I am the more ashamed of my neglect because it is a neglect of gratitude as well as of respect. I am deeply indebted to you for your kind expressions respecting my paper on sonorous tubes1 and its value is very much increased with me by your praise[.] I regret however on the same subject that you should imagine I thought but little of your experiment with mercury2. I made it immediately and was very much surprised by it and I only refrained from noticing it because I was afraid of myself and thought I should apply it wrongly and thus intrude on your subject without any right or reason. Indeed I had hopes that you would take up the subject again and after reviewing the various sonorous phenomena of different kinds as produced in different ways would undertake what I had not ventured to do namely to draw general conclusions and develope the laws to which they (the phenomena) were obedient.

You have honored me by many questions and no regret can be greater than mine that I have suffered time to answer them rather than myself - In every line of your kind letter I find cause to reproach myself for delay - The next I will answer more readily and the fear will be that I shall trouble you too often rather than too seldom[.]
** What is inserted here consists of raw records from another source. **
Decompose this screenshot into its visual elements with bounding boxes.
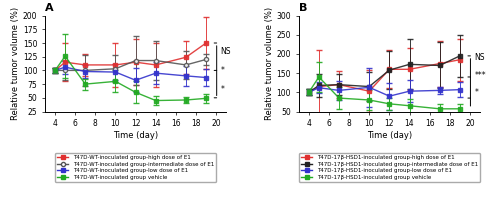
Legend: T47D-17β-HSD1-inoculated group-high dose of E1, T47D-17β-HSD1-inoculated group-i: T47D-17β-HSD1-inoculated group-high dose… [299,153,480,182]
Text: *: * [474,88,478,97]
Text: NS: NS [220,47,231,56]
Text: A: A [45,3,54,13]
Legend: T47D-WT-inoculated group-high dose of E1, T47D-WT-inoculated group-intermediate : T47D-WT-inoculated group-high dose of E1… [55,153,216,182]
Text: NS: NS [474,53,485,62]
Text: *: * [220,66,224,75]
Text: *: * [220,85,224,94]
X-axis label: Time (day): Time (day) [113,131,158,140]
Y-axis label: Relative tumor volume (%): Relative tumor volume (%) [264,7,274,120]
Text: B: B [298,3,307,13]
Y-axis label: Relative tumor volume (%): Relative tumor volume (%) [11,7,20,120]
Text: ***: *** [474,70,486,80]
X-axis label: Time (day): Time (day) [367,131,412,140]
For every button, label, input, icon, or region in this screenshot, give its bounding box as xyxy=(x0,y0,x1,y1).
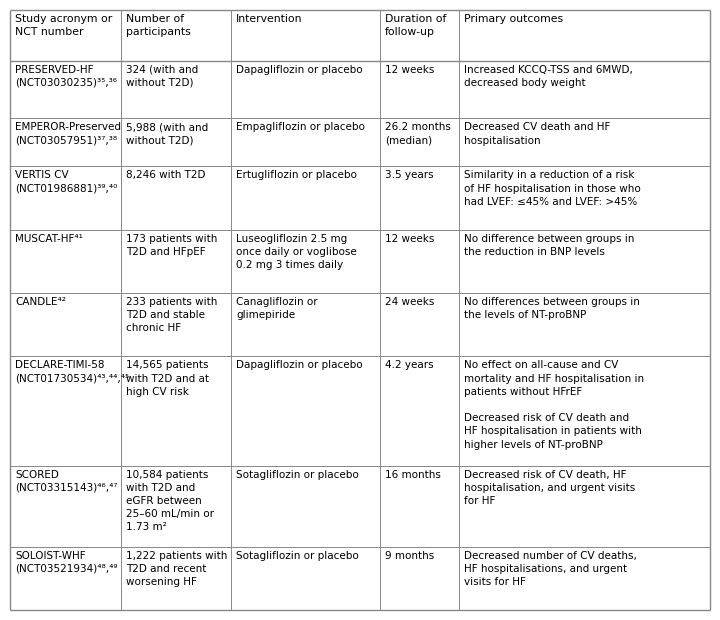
Text: 324 (with and
without T2D): 324 (with and without T2D) xyxy=(125,64,198,88)
Text: Decreased risk of CV death, HF
hospitalisation, and urgent visits
for HF: Decreased risk of CV death, HF hospitali… xyxy=(464,469,635,506)
Text: Decreased number of CV deaths,
HF hospitalisations, and urgent
visits for HF: Decreased number of CV deaths, HF hospit… xyxy=(464,551,636,587)
Text: 12 weeks: 12 weeks xyxy=(385,234,435,244)
Text: 12 weeks: 12 weeks xyxy=(385,64,435,74)
Text: 5,988 (with and
without T2D): 5,988 (with and without T2D) xyxy=(125,123,208,146)
Text: 8,246 with T2D: 8,246 with T2D xyxy=(125,170,205,180)
Text: 233 patients with
T2D and stable
chronic HF: 233 patients with T2D and stable chronic… xyxy=(125,297,217,334)
Text: 173 patients with
T2D and HFpEF: 173 patients with T2D and HFpEF xyxy=(125,234,217,257)
Text: 4.2 years: 4.2 years xyxy=(385,360,434,371)
Text: 3.5 years: 3.5 years xyxy=(385,170,434,180)
Text: 10,584 patients
with T2D and
eGFR between
25–60 mL/min or
1.73 m²: 10,584 patients with T2D and eGFR betwee… xyxy=(125,469,214,533)
Text: Intervention: Intervention xyxy=(236,14,302,24)
Text: Sotagliflozin or placebo: Sotagliflozin or placebo xyxy=(236,469,359,480)
Text: Ertugliflozin or placebo: Ertugliflozin or placebo xyxy=(236,170,357,180)
Text: SOLOIST-WHF
(NCT03521934)⁴⁸,⁴⁹: SOLOIST-WHF (NCT03521934)⁴⁸,⁴⁹ xyxy=(15,551,117,574)
Text: No effect on all-cause and CV
mortality and HF hospitalisation in
patients witho: No effect on all-cause and CV mortality … xyxy=(464,360,644,450)
Text: Canagliflozin or
glimepiride: Canagliflozin or glimepiride xyxy=(236,297,318,321)
Text: Number of
participants: Number of participants xyxy=(125,14,190,37)
Text: EMPEROR-Preserved
(NCT03057951)³⁷,³⁸: EMPEROR-Preserved (NCT03057951)³⁷,³⁸ xyxy=(15,123,121,146)
Text: Dapagliflozin or placebo: Dapagliflozin or placebo xyxy=(236,360,363,371)
Text: CANDLE⁴²: CANDLE⁴² xyxy=(15,297,66,307)
Text: 26.2 months
(median): 26.2 months (median) xyxy=(385,123,451,146)
Text: 9 months: 9 months xyxy=(385,551,435,560)
Text: MUSCAT-HF⁴¹: MUSCAT-HF⁴¹ xyxy=(15,234,83,244)
Text: Study acronym or
NCT number: Study acronym or NCT number xyxy=(15,14,112,37)
Text: Luseogliflozin 2.5 mg
once daily or voglibose
0.2 mg 3 times daily: Luseogliflozin 2.5 mg once daily or vogl… xyxy=(236,234,357,270)
Text: 1,222 patients with
T2D and recent
worsening HF: 1,222 patients with T2D and recent worse… xyxy=(125,551,227,587)
Text: Sotagliflozin or placebo: Sotagliflozin or placebo xyxy=(236,551,359,560)
Text: Primary outcomes: Primary outcomes xyxy=(464,14,563,24)
Text: 16 months: 16 months xyxy=(385,469,441,480)
Text: VERTIS CV
(NCT01986881)³⁹,⁴⁰: VERTIS CV (NCT01986881)³⁹,⁴⁰ xyxy=(15,170,117,193)
Text: Dapagliflozin or placebo: Dapagliflozin or placebo xyxy=(236,64,363,74)
Text: DECLARE-TIMI-58
(NCT01730534)⁴³,⁴⁴,⁴⁵: DECLARE-TIMI-58 (NCT01730534)⁴³,⁴⁴,⁴⁵ xyxy=(15,360,129,384)
Text: No difference between groups in
the reduction in BNP levels: No difference between groups in the redu… xyxy=(464,234,634,257)
Text: PRESERVED-HF
(NCT03030235)³⁵,³⁶: PRESERVED-HF (NCT03030235)³⁵,³⁶ xyxy=(15,64,117,88)
Text: 14,565 patients
with T2D and at
high CV risk: 14,565 patients with T2D and at high CV … xyxy=(125,360,209,397)
Text: Duration of
follow-up: Duration of follow-up xyxy=(385,14,446,37)
Text: No differences between groups in
the levels of NT-proBNP: No differences between groups in the lev… xyxy=(464,297,639,321)
Text: 24 weeks: 24 weeks xyxy=(385,297,435,307)
Text: Increased KCCQ-TSS and 6MWD,
decreased body weight: Increased KCCQ-TSS and 6MWD, decreased b… xyxy=(464,64,633,88)
Text: Decreased CV death and HF
hospitalisation: Decreased CV death and HF hospitalisatio… xyxy=(464,123,610,146)
Text: Similarity in a reduction of a risk
of HF hospitalisation in those who
had LVEF:: Similarity in a reduction of a risk of H… xyxy=(464,170,641,206)
Text: SCORED
(NCT03315143)⁴⁶,⁴⁷: SCORED (NCT03315143)⁴⁶,⁴⁷ xyxy=(15,469,117,493)
Text: Empagliflozin or placebo: Empagliflozin or placebo xyxy=(236,123,365,133)
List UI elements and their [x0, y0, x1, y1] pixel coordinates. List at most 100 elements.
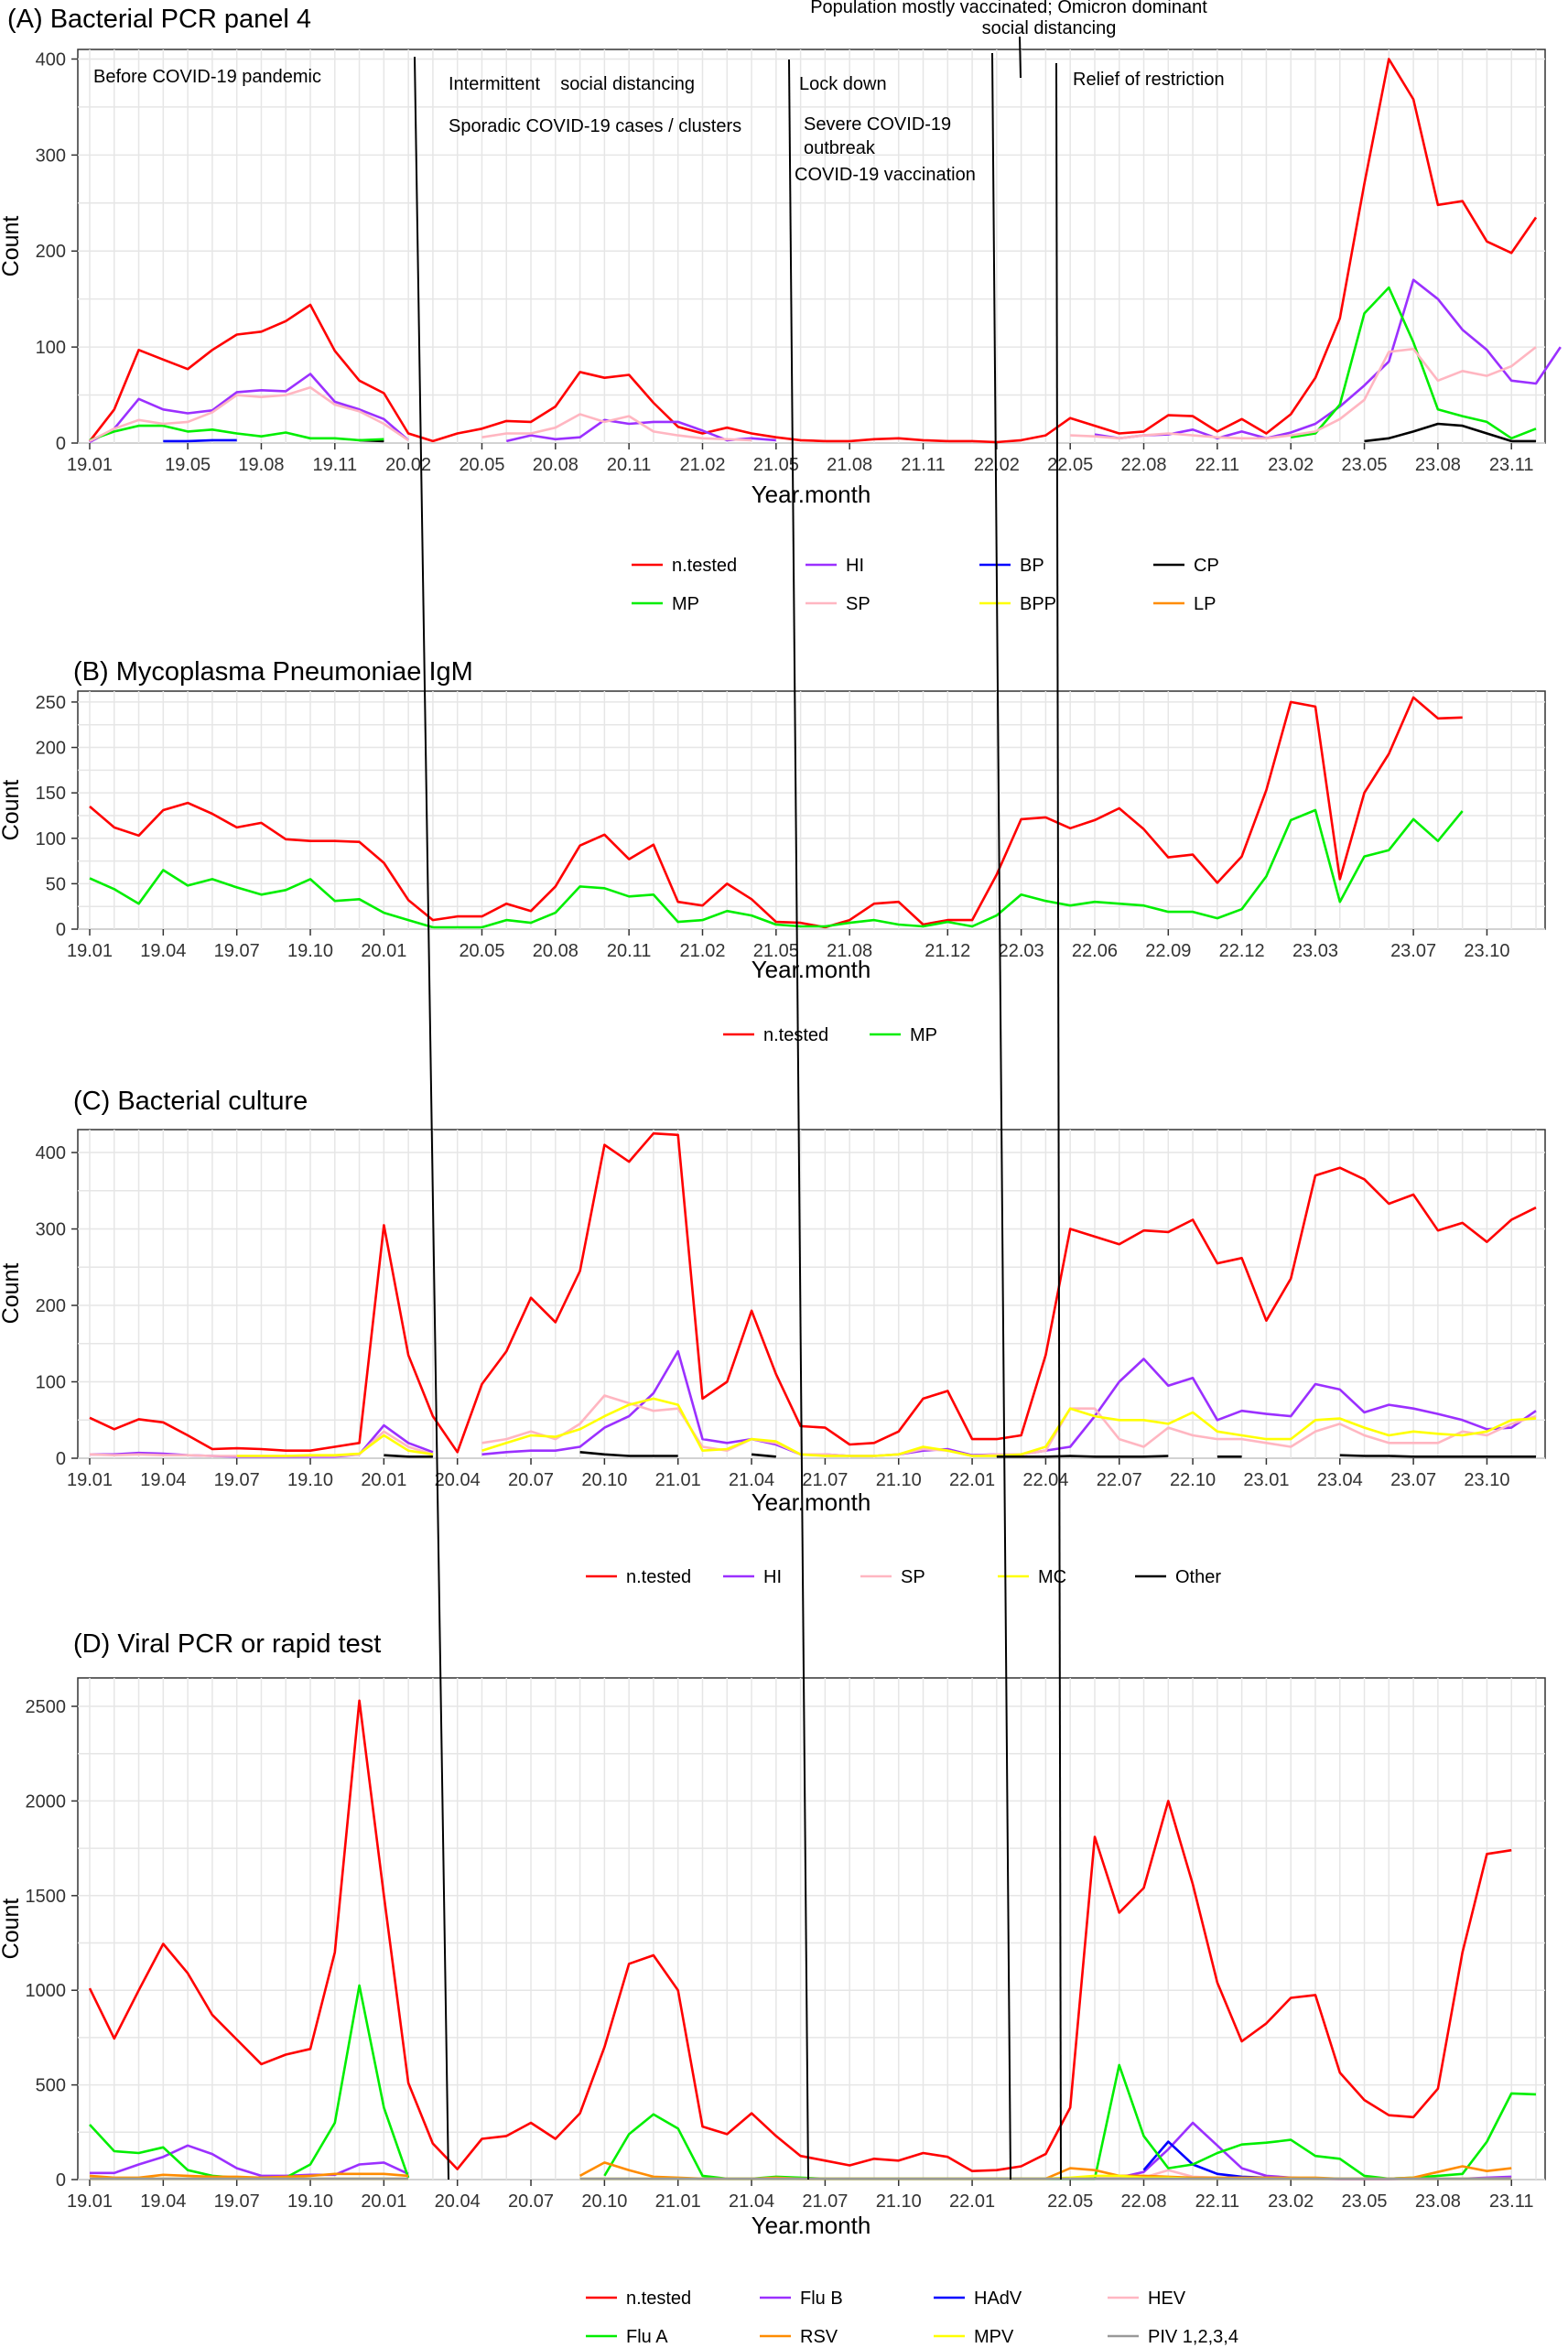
x-tick-label: 23.02: [1268, 455, 1314, 475]
x-tick-label: 21.08: [827, 455, 872, 475]
plot-background: [77, 1129, 1546, 1459]
y-tick-labels: 0 100 200 300 400: [36, 1143, 78, 1469]
x-tick-label: 21.12: [925, 941, 970, 961]
legend-label: BPP: [1020, 594, 1056, 614]
y-axis-label: Count: [0, 1899, 24, 1960]
series-line-mc: [236, 1397, 1537, 1457]
y-tick-label: 400: [36, 1143, 66, 1163]
x-tick-label: 19.04: [140, 941, 186, 961]
panel-title: (D) Viral PCR or rapid test: [73, 1629, 381, 1659]
annotation-severe-outbreak: Severe COVID-19: [804, 114, 951, 135]
y-tick-label: 250: [36, 693, 66, 713]
x-tick-labels: 19.01 19.04 19.07 19.10 20.01 20.04 20.07 20.10…: [67, 2180, 1534, 2212]
legend: n.tested HI SP MC Other: [586, 1567, 1221, 1587]
x-tick-label: 20.10: [581, 2191, 627, 2212]
x-tick-label: 23.04: [1317, 1470, 1363, 1490]
x-axis-label: Year.month: [752, 481, 871, 508]
legend-label: LP: [1194, 594, 1216, 614]
x-tick-label: 22.12: [1219, 941, 1265, 961]
x-tick-label: 21.07: [802, 1470, 848, 1490]
x-tick-label: 22.08: [1120, 455, 1166, 475]
x-tick-label: 19.10: [287, 2191, 333, 2212]
annotation-mostly-vaccinated: Population mostly vaccinated; Omicron do…: [810, 0, 1207, 17]
series-line-sp: [89, 346, 1537, 443]
x-tick-label: 20.11: [607, 941, 652, 961]
y-tick-label: 50: [46, 874, 66, 894]
y-tick-label: 200: [36, 739, 66, 759]
panel-bacterial-culture: (C) Bacterial culture 0 100 200 300 400 19.0…: [0, 1087, 1546, 1587]
legend-label: SP: [901, 1567, 925, 1587]
x-tick-label: 20.01: [361, 2191, 406, 2212]
series-lines: [88, 58, 1562, 444]
panel-title: (C) Bacterial culture: [73, 1087, 308, 1116]
legend: n.tested Flu B HAdV HEV Flu A RSV MPV PIV 1,2,3…: [586, 2288, 1238, 2347]
y-tick-label: 100: [36, 1373, 66, 1393]
x-tick-label: 21.11: [901, 455, 946, 475]
x-tick-label: 21.01: [655, 1470, 701, 1490]
x-tick-label: 23.03: [1292, 941, 1338, 961]
legend-label: HI: [763, 1567, 782, 1587]
legend: n.tested MP: [723, 1025, 937, 1045]
annotation-relief: Relief of restriction: [1073, 70, 1225, 90]
x-axis-label: Year.month: [752, 2212, 871, 2239]
annotation-vaccination: COVID-19 vaccination: [795, 165, 976, 185]
x-tick-label: 21.01: [655, 2191, 701, 2212]
x-tick-label: 19.04: [140, 1470, 186, 1490]
plot-background: [77, 690, 1546, 930]
panel-title: (A) Bacterial PCR panel 4: [7, 5, 311, 34]
x-tick-label: 23.11: [1489, 455, 1534, 475]
legend-label: CP: [1194, 556, 1219, 576]
x-tick-label: 21.10: [876, 2191, 922, 2212]
x-tick-label: 20.05: [459, 941, 504, 961]
x-tick-label: 20.04: [435, 2191, 481, 2212]
x-tick-label: 20.07: [508, 2191, 554, 2212]
x-tick-labels: 19.01 19.04 19.07 19.10 20.01 20.05 20.08 20.11…: [67, 929, 1509, 961]
x-tick-label: 22.05: [1047, 455, 1093, 475]
x-tick-label: 19.10: [287, 1470, 333, 1490]
x-tick-label: 19.01: [67, 941, 113, 961]
legend-label: MC: [1038, 1567, 1066, 1587]
x-tick-label: 20.02: [385, 455, 431, 475]
legend-label: Flu B: [800, 2288, 843, 2309]
x-tick-label: 21.04: [729, 1470, 774, 1490]
legend: n.tested HI BP CP MP SP BPP LP: [632, 556, 1219, 614]
x-tick-label: 20.04: [435, 1470, 481, 1490]
legend-label: HI: [846, 556, 864, 576]
annotation-sporadic-cases: Sporadic COVID-19 cases / clusters: [449, 116, 741, 136]
x-tick-label: 22.08: [1120, 2191, 1166, 2212]
y-tick-label: 100: [36, 338, 66, 358]
x-tick-label: 20.07: [508, 1470, 554, 1490]
x-tick-labels: 19.01 19.04 19.07 19.10 20.01 20.04 20.07 20.10…: [67, 1458, 1509, 1490]
y-tick-label: 2000: [26, 1791, 67, 1812]
series-line-mp: [89, 286, 1537, 442]
y-tick-label: 300: [36, 1220, 66, 1240]
x-tick-label: 21.05: [753, 455, 799, 475]
panel-title: (B) Mycoplasma Pneumoniae IgM: [73, 657, 473, 687]
x-tick-label: 20.01: [361, 1470, 406, 1490]
series-line-bp: [163, 438, 237, 443]
x-tick-labels: 19.01 19.05 19.08 19.11 20.02 20.05 20.08 20.11…: [67, 443, 1534, 475]
legend-label: n.tested: [672, 556, 737, 576]
x-tick-label: 23.05: [1342, 2191, 1388, 2212]
y-tick-label: 150: [36, 784, 66, 804]
y-tick-label: 300: [36, 146, 66, 166]
annotation-social-distancing: social distancing: [982, 18, 1117, 38]
x-tick-label: 21.02: [679, 941, 725, 961]
x-tick-label: 22.10: [1170, 1470, 1216, 1490]
legend-label: Flu A: [626, 2327, 668, 2347]
x-tick-label: 22.05: [1047, 2191, 1093, 2212]
legend-label: Other: [1175, 1567, 1221, 1587]
y-tick-labels: 0 100 200 300 400: [36, 49, 78, 454]
annotation-lockdown: Lock down: [799, 74, 887, 94]
y-tick-labels: 0 500 1000 1500 2000 2500: [26, 1697, 78, 2191]
x-tick-label: 22.01: [949, 1470, 995, 1490]
legend-label: n.tested: [626, 1567, 691, 1587]
y-axis-label: Count: [0, 216, 24, 277]
x-tick-label: 19.01: [67, 2191, 113, 2212]
legend-label: n.tested: [626, 2288, 691, 2309]
legend-label: HEV: [1148, 2288, 1186, 2309]
panel-mycoplasma-igm: (B) Mycoplasma Pneumoniae IgM 0 50 100 150 2…: [0, 657, 1546, 1045]
divider-line: [414, 56, 449, 2180]
x-tick-label: 21.08: [827, 941, 872, 961]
You honor me by asking for scientific news and for any information of my own. I am sorry that both sources are very barren at present but I do hope that both will improve[.] Mr Stodart & myself have lately been engaged in a long series of experiments and trials on steel with the hope of improving it and I think we shall in some degree succeed we are still very much engaged in the subject but if you will give me leave I will when they are more complete which I expect will be shortly give you a few notes on them3. I succeeded by accident a few weeks ago in making artificial plumbago but not in useful masses. I had heated iron with charcoal dust two or three times over and in that way got a dark gray very crystalline carburet of Iron of I believe a definite composition but the outside of the button which had been long in close contact with the charcoal was converted into excellent plumbago. Since then I have observed amongst the casters of iron that when they cast on a facing of charcoal dust as is the case in fine work that the surface of [the] casting is frequently covered with a thin film of plumbago evidently formed in the same way as in the above experiment[.]

We have lately had some important trials for oil in this metropolis in which I with others have been engaged. They have given occasion for many experiments on oil and the discovery of some new and curious results. One of the trials only is finished and there are 4 or 5 more to come4[.] As soon as I can get time it is my intention to trace more closely what takes place in oil by heat and I hope to bribe you to continue to me the honor & pleasure of your correspondence by saying that if anything important turns up I will make it the matter of a letter.

I am My Dear Sir with the Highest respect Your Obliged & Humble | M. Faraday

Faraday (1818).
De La Rive, C.-G. (1818).
This work was described in Stodart and Faraday (1820a, 1822a).
See note 1, letter 110. Severn and King v Imperial Insurance Company lasted from 11 to 13 April 1820.

Bibliography

FARADAY, Michael (1818): “On the Sounds produced by Flame in Tubes, &c.”, Quart. J. Sci., 5: 274-80.